Cyprus’ sovereign debt has been slashed to junk status by the ratings agency Moody’s, due to heavy bank exposure to the Greece’s struggling economy.

Moody’s cut the island-state one notch to Ba1 from Baa3. The outlook was negative, it said.

The one-notch downgrade to Ba1 for the tiny eurozone member follows a similar move in January by the agency Standard and Poor’s.

The island nation has already lost access to international debt markets, and is being kept afloat this year thanks to a 2.5 billion euros bilateral loan from Russia.

It is the second ratings agency to cut Cyprus to junk, after Standard and Poor’s, which has Cyprus at BB+. Fitch rates Cyprus BBB-, one notch above junk.
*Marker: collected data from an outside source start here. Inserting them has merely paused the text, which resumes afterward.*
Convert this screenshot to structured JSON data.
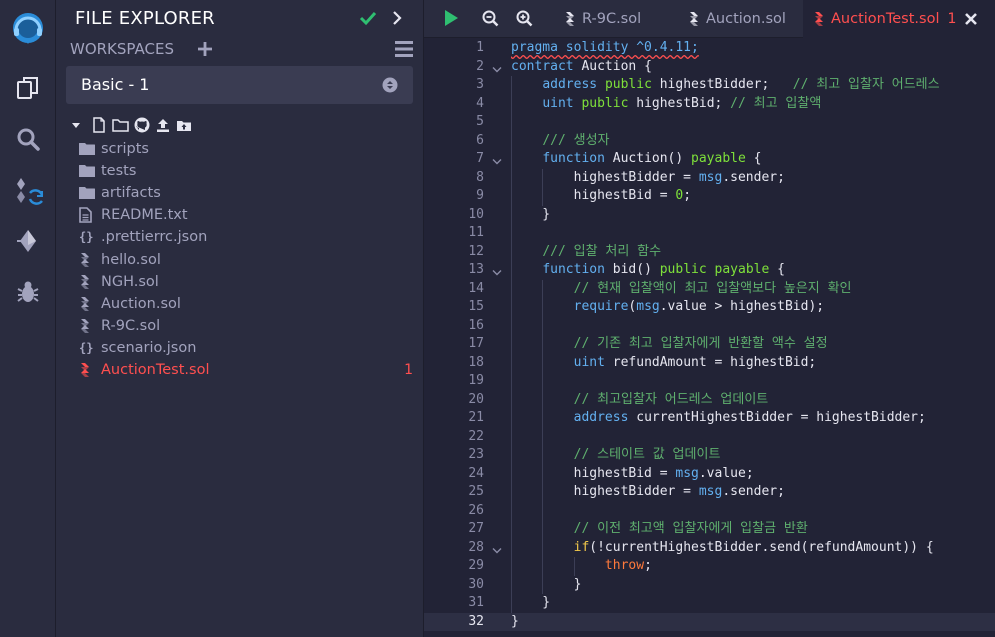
{
  "sidebar": {
    "title": "FILE EXPLORER",
    "workspaces_label": "WORKSPACES",
    "workspace_selected": "Basic - 1",
    "rail_icons": [
      "remix-logo-icon",
      "file-explorer-icon",
      "search-icon",
      "compiler-icon",
      "deploy-icon",
      "debugger-icon"
    ],
    "files": [
      {
        "name": "scripts",
        "icon": "folder-icon",
        "badge": ""
      },
      {
        "name": "tests",
        "icon": "folder-icon",
        "badge": ""
      },
      {
        "name": "artifacts",
        "icon": "folder-icon",
        "badge": ""
      },
      {
        "name": "README.txt",
        "icon": "text-file-icon",
        "badge": ""
      },
      {
        "name": ".prettierrc.json",
        "icon": "json-file-icon",
        "badge": ""
      },
      {
        "name": "hello.sol",
        "icon": "solidity-file-icon",
        "badge": ""
      },
      {
        "name": "NGH.sol",
        "icon": "solidity-file-icon",
        "badge": ""
      },
      {
        "name": "Auction.sol",
        "icon": "solidity-file-icon",
        "badge": ""
      },
      {
        "name": "R-9C.sol",
        "icon": "solidity-file-icon",
        "badge": ""
      },
      {
        "name": "scenario.json",
        "icon": "json-file-icon",
        "badge": ""
      },
      {
        "name": "AuctionTest.sol",
        "icon": "solidity-file-icon",
        "badge": "1"
      }
    ]
  },
  "editor": {
    "tabs": [
      {
        "label": "R-9C.sol",
        "active": false,
        "badge": ""
      },
      {
        "label": "Auction.sol",
        "active": false,
        "badge": ""
      },
      {
        "label": "AuctionTest.sol",
        "active": true,
        "badge": "1"
      }
    ],
    "current_line": 32,
    "lines": [
      "pragma solidity ^0.4.11;",
      "contract Auction {",
      "    address public highestBidder;   // 최고 입찰자 어드레스",
      "    uint public highestBid; // 최고 입찰액",
      "",
      "    /// 생성자",
      "    function Auction() payable {",
      "        highestBidder = msg.sender;",
      "        highestBid = 0;",
      "    }",
      "",
      "    /// 입찰 처리 함수",
      "    function bid() public payable {",
      "        // 현재 입찰액이 최고 입찰액보다 높은지 확인",
      "        require(msg.value > highestBid);",
      "",
      "        // 기존 최고 입찰자에게 반환할 액수 설정",
      "        uint refundAmount = highestBid;",
      "",
      "        // 최고입찰자 어드레스 업데이트",
      "        address currentHighestBidder = highestBidder;",
      "",
      "        // 스테이트 값 업데이트",
      "        highestBid = msg.value;",
      "        highestBidder = msg.sender;",
      "",
      "        // 이전 최고액 입찰자에게 입찰금 반환",
      "        if(!currentHighestBidder.send(refundAmount)) {",
      "            throw;",
      "        }",
      "    }",
      "}"
    ]
  }
}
The increased risk, that the Cypriot government would have to provide renewed financial support to the island’s banks because of their exposure to Greece, was a key driver in the rating action, Moody’s said.

It estimated that under the banks’ participation in Greece’s private sector debt-swap scheme, and factoring in a deterioration in asset quality in Cyprus and Greece, the banks would need a capital increase equivalent to more than 20 per cent of GDP to return to its present level of Tier-1 capital.

Although some of this capital is included in present bank recapitalisation plans, Moody’s said there was a “very material risk” that the private sector would not be able to provide all the capital needed.

Cypriot fiscal slippage has shut the island out of international debt markets for almost a year. It acquired a 2.5 billion euros bilateral loan from Russia to meet its financing requirements this year.

“Overall, the fragile market confidence in Cyprus, which has already led to a loss of access to international debt markets, is likely to continue, with a high potential for further shocks to funding conditions for the sovereign and the domestic banks,” Moody’s said.

Its decision to assign a negative outlook was a reflection of “very significant risks” that continue to emanate from the Greek sovereign crisis, and which will continue to challenge Cyprus over the next 18 to 24 months, it said.

It said its downgrade was limited to one notch, acknowledging a government fiscal consolidation programme and the discovery of substantial gas reserves off the island’s shores.

Cyprus announced a discovery of between five and eight trillion cubic feet of gas in a field offshore in December. It has now declared a licensing round for another 12 blocks.

Although authorities are likely to realise some one-off gains from the sale of licenses to tap reserves, it will probably take nearly a decade for the island to realise the most significant and sustained benefits, Moody’s said.